No-Man, established by vocalist Tim Bowness and guitarist Steven Wilson (Porcupine Tree), can be regarded to be a duo that produces minimalistic and atmospheric music. Alongside these two musicians, the band's regular accompanists are guitarist Michael Bearpark, keyboardist Stephen Bennet and a rhythm section consisting of bassist Pete Morgan and drummer Andrew Booker. Special guest on this recently released live performance Love And Endings is violinist Steve Bingham.
For people who aren't familiar with No-Man, the music will be a kind of surprise. With Porcupine Tree's vocalist and guitarist on board, you probably tend to look for similarities with these bands. Please don't. Although Steven Wilson is strongly involved in the songwriting process, the musician hat undoubtedly leaves his mark on No-Man is vocalist Tim Bowness. With his characteristic, soft and relaxed voice, he became the band's trademark.
While listening to Love And Endings, you'll hardly notice that it concerns a live recording; only in between the songs the audience applauds politely.
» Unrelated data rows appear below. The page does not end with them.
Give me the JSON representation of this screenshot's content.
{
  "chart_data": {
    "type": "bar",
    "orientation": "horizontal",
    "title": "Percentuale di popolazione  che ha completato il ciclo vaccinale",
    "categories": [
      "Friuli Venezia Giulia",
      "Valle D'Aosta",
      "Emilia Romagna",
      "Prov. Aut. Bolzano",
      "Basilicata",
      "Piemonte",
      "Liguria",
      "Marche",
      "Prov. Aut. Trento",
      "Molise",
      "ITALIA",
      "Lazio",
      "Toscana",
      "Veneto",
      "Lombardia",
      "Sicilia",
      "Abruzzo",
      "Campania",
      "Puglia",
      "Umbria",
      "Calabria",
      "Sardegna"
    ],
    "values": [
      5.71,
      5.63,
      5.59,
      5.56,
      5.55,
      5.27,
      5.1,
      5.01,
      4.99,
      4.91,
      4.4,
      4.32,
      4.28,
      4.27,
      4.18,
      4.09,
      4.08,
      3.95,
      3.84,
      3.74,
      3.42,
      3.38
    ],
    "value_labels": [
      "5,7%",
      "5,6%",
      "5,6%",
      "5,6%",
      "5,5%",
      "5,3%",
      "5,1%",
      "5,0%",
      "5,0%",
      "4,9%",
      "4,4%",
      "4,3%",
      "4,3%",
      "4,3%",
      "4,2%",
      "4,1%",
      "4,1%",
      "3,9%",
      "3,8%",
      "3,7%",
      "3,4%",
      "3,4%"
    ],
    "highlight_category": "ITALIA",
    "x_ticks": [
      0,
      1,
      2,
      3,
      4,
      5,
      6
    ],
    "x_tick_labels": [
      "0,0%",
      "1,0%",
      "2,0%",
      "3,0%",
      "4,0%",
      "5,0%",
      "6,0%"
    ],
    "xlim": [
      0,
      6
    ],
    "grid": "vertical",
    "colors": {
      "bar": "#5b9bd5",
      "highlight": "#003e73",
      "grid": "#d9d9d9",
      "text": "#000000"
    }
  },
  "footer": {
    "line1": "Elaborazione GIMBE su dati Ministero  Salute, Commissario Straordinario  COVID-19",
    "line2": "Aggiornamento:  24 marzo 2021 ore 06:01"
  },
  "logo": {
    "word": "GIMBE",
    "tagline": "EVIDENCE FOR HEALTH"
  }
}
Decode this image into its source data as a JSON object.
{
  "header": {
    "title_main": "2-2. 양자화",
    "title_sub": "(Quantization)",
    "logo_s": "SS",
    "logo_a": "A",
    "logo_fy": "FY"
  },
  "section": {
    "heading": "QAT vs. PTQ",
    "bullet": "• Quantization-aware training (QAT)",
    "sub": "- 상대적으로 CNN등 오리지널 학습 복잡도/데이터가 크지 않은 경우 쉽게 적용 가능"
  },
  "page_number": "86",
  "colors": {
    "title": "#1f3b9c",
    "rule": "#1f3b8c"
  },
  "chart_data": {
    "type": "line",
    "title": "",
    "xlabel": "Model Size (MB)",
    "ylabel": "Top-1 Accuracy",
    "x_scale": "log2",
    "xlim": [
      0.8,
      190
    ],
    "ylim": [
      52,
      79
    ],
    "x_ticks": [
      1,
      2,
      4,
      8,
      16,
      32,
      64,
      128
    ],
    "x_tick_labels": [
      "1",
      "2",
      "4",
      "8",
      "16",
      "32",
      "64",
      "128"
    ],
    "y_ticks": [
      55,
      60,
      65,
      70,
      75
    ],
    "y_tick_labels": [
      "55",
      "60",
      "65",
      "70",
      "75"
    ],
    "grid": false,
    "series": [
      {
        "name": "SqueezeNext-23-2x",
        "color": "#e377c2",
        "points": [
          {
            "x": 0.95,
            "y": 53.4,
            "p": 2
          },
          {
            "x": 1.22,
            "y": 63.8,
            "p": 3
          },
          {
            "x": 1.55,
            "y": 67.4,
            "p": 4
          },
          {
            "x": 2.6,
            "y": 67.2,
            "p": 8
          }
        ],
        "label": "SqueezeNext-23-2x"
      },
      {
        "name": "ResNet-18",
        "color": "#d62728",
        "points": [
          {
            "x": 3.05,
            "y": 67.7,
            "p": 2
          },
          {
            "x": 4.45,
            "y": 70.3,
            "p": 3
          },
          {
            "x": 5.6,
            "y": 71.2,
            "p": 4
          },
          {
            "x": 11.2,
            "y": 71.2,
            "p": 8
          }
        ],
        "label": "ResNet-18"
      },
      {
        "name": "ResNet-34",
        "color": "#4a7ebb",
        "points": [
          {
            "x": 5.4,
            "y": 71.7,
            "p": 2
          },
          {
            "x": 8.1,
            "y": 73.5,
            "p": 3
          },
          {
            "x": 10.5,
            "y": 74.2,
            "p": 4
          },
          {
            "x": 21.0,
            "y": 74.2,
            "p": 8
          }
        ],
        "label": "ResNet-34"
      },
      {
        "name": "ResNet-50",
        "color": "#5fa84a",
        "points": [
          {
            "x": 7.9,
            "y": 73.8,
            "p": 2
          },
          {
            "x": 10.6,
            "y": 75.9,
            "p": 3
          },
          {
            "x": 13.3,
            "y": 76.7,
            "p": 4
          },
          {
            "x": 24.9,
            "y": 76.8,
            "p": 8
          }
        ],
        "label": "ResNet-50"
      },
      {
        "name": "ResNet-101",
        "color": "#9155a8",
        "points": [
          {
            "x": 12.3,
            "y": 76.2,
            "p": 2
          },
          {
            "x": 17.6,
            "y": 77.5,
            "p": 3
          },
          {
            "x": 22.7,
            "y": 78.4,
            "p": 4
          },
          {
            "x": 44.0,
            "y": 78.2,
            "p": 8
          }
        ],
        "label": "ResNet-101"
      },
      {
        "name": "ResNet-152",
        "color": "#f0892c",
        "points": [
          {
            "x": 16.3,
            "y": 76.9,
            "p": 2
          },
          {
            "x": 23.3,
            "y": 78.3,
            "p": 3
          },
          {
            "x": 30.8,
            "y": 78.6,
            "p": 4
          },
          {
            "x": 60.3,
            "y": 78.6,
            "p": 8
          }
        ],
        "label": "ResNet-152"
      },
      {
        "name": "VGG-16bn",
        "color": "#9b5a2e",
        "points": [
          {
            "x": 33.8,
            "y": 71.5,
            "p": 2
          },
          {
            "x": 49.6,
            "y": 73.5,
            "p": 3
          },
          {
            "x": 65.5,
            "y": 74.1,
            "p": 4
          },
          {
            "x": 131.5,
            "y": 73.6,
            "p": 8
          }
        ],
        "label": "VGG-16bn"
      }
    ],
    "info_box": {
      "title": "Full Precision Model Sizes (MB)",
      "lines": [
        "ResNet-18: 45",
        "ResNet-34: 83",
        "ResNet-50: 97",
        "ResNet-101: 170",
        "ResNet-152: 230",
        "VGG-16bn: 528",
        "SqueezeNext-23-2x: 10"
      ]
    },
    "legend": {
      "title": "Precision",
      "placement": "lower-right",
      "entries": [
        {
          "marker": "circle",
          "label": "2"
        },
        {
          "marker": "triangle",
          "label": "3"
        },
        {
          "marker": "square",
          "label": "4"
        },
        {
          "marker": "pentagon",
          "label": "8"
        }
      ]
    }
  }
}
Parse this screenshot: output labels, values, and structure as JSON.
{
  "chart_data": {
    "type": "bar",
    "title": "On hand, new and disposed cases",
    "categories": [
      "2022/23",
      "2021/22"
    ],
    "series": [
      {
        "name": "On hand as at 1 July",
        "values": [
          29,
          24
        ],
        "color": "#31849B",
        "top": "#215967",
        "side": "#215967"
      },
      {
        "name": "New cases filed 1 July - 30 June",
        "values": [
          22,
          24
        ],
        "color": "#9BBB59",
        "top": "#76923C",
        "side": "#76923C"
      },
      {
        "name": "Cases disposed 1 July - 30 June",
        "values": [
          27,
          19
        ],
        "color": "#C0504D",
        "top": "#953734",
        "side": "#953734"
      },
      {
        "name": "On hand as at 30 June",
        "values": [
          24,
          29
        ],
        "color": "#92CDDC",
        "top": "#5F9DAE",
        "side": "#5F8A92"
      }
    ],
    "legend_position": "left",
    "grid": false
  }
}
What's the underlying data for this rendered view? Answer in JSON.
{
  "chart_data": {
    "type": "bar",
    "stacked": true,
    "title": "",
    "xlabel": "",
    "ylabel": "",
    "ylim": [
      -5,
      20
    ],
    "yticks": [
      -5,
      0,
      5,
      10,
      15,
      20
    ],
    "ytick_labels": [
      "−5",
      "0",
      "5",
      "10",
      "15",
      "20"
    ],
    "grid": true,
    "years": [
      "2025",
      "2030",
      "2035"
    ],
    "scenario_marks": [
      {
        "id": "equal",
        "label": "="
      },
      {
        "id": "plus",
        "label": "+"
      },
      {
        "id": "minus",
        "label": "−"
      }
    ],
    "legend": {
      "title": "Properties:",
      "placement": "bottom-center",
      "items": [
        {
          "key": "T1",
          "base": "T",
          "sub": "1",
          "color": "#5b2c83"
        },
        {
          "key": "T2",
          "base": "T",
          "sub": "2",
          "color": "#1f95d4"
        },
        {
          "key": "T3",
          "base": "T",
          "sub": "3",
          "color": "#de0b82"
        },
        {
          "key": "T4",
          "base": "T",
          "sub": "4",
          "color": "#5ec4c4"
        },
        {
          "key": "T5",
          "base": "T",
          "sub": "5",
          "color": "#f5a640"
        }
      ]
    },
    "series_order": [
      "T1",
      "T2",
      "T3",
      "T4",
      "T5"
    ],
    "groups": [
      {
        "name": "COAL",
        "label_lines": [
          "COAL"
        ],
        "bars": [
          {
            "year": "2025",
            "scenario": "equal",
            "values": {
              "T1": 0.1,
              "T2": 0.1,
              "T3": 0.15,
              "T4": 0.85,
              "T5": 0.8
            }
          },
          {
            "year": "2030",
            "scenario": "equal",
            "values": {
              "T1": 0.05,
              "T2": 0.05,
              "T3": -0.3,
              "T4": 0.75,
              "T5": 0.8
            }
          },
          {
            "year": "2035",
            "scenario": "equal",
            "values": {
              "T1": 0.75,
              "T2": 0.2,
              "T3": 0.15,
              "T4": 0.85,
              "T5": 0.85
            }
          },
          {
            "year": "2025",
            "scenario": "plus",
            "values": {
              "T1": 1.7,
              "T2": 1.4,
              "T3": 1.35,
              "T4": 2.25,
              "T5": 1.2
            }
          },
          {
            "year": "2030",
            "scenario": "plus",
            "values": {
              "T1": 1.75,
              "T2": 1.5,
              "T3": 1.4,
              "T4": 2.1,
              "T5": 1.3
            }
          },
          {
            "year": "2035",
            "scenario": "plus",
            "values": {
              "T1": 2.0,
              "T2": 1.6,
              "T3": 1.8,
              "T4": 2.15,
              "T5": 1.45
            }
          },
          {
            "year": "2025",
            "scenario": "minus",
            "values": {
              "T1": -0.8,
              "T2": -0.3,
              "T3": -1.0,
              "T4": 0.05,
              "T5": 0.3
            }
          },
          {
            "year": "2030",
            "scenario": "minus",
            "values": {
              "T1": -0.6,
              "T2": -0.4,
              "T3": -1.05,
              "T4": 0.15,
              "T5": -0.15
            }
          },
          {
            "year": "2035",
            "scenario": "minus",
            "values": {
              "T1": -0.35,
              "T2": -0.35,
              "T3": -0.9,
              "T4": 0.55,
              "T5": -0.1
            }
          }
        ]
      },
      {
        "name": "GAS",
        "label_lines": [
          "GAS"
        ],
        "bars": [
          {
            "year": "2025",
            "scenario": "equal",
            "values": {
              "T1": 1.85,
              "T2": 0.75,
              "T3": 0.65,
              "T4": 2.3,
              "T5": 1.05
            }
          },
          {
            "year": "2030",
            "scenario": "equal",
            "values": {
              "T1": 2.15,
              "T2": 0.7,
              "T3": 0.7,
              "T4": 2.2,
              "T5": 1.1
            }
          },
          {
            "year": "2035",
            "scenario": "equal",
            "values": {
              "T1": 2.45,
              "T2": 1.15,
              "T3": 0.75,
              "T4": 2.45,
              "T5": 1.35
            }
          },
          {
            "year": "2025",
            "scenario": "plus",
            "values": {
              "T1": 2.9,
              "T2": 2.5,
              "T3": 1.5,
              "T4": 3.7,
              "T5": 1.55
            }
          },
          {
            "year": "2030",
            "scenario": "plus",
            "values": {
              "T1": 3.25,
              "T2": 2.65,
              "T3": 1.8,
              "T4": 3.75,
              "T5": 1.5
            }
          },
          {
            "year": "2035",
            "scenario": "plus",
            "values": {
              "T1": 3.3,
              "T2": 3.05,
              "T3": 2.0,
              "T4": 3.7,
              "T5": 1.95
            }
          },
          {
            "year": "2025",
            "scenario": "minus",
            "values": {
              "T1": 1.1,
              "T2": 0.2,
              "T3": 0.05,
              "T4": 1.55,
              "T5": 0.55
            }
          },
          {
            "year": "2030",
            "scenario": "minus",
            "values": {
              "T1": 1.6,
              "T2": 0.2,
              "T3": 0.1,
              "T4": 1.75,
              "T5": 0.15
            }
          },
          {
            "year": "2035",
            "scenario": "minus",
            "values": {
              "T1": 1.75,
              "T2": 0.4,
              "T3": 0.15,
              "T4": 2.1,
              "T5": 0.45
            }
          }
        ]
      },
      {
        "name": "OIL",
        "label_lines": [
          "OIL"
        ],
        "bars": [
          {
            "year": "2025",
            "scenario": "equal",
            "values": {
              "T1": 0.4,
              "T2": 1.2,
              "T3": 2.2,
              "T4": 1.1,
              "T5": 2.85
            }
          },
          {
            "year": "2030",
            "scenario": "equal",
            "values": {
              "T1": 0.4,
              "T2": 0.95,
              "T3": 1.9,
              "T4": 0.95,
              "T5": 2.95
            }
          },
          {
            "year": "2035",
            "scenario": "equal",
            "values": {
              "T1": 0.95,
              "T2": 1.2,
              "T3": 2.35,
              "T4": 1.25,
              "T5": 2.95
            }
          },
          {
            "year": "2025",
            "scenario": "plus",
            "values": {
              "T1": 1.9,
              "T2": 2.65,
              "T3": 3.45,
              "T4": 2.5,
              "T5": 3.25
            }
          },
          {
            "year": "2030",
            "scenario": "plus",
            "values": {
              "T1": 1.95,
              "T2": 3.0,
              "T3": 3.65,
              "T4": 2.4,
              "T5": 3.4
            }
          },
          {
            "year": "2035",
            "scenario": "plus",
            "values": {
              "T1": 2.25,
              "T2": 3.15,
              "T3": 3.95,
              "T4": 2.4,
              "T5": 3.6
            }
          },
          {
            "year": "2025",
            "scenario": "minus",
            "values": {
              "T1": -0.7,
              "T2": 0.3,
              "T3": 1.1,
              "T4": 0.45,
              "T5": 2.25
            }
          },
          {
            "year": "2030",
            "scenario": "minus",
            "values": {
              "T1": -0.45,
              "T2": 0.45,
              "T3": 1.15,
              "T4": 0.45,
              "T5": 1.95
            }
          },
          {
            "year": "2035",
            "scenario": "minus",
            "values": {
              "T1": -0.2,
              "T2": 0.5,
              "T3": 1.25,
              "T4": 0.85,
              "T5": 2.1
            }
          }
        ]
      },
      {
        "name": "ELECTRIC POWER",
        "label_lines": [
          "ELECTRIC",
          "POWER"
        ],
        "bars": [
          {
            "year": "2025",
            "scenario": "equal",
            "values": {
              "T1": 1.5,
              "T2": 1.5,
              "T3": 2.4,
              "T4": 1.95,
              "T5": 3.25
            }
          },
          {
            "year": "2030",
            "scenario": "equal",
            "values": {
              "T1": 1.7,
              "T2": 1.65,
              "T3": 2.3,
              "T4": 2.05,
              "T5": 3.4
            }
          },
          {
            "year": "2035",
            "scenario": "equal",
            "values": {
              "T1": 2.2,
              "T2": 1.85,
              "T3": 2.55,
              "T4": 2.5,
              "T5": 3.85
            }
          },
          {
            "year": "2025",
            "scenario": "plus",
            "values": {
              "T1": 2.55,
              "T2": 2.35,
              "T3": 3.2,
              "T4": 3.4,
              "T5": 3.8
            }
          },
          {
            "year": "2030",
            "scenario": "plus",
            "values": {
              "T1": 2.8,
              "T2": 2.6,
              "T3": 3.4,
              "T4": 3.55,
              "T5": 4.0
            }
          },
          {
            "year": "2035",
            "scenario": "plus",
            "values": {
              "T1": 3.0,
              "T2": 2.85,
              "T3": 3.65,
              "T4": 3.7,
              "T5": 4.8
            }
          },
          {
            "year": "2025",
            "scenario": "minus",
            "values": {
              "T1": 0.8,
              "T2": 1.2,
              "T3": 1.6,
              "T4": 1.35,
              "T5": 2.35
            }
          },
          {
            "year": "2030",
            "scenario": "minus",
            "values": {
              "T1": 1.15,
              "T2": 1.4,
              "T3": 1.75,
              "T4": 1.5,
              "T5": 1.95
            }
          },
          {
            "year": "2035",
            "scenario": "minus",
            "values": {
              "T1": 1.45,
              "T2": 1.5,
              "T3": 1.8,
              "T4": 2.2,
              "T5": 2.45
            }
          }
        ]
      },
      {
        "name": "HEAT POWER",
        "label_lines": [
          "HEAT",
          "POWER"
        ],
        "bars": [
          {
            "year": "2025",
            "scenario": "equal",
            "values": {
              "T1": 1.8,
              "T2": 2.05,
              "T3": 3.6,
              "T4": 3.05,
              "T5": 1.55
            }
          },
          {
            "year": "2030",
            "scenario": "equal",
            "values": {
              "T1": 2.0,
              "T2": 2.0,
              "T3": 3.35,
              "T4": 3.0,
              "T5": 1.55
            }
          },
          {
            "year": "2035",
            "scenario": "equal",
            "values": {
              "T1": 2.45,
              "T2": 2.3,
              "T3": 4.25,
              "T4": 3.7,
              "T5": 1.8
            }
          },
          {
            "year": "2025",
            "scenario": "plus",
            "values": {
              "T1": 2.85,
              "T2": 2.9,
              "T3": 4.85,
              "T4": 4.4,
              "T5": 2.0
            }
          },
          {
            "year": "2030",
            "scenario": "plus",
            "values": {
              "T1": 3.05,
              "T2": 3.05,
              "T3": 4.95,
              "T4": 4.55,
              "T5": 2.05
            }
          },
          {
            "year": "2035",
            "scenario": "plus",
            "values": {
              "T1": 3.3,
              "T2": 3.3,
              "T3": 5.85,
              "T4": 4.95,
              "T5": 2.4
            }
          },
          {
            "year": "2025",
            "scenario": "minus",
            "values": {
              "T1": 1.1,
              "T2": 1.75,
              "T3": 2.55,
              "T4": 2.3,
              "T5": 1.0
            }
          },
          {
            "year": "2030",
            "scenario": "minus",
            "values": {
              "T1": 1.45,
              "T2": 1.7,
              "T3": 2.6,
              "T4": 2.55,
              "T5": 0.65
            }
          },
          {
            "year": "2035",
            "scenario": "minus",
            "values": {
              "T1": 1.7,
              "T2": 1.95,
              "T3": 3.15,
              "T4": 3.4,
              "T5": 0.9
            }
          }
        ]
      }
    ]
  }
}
Musically No-Man blends the song structures of progressive rock with ambient sounds, atmospheric and darker rock drenched in modern rock, and pop music in the vein of Radiohead. This is the outcome of the cooperation between Wilson and Bowness that already lasts for twenty-five years. I think the opening song My Revenge On Seattle is representative for the other songs that follow: very relaxed music with the excellent vocals of Tim Bowness. Sometimes the keyboards are more prominent like in the classic Lighthouse, but it's still Bowness who attracts all the attention.
However, an occasional guitar solo as in Lighthouse immediately comes to my attention; the way in which the violin is incorporated gives the music of No-Man an extra dimension. Yet, after a while my attention slowly weakens; even Tim's David Bowie-like vocals couldn't change that. Almost at the end of the album in the song Mixtaped, we finally get an explosion of power putting you back on your feet again. That also applies to the album's final piece Things Change containing a fierce violin part making me wonder why I didn't hear more of those mind-blowing intermezzos! However, this live recording mostly is a slow and laid back adventure. Together with the CD you'll get the whole concert filmed on DVD, straight and without special effects, just a realistic view of a No-Man concert. This DVD has been filmed in high quality with clear and sharp colours which adds something special to this release.
With all respect to the twentieth anniversary of No-Man, I would have loved to hear more powerful moments, but I know they are well-known for their tranquil and atmospheric sounds that gently flow throughout the album. Tim Bowness's vocals are clear and very tasteful and Steven Wilson keeps a low profile for which I have to compliment him. Summarizing I can say: this is a No-Man concert recorded and filmed in a realistic way, no more, no less; what you hear is what you get.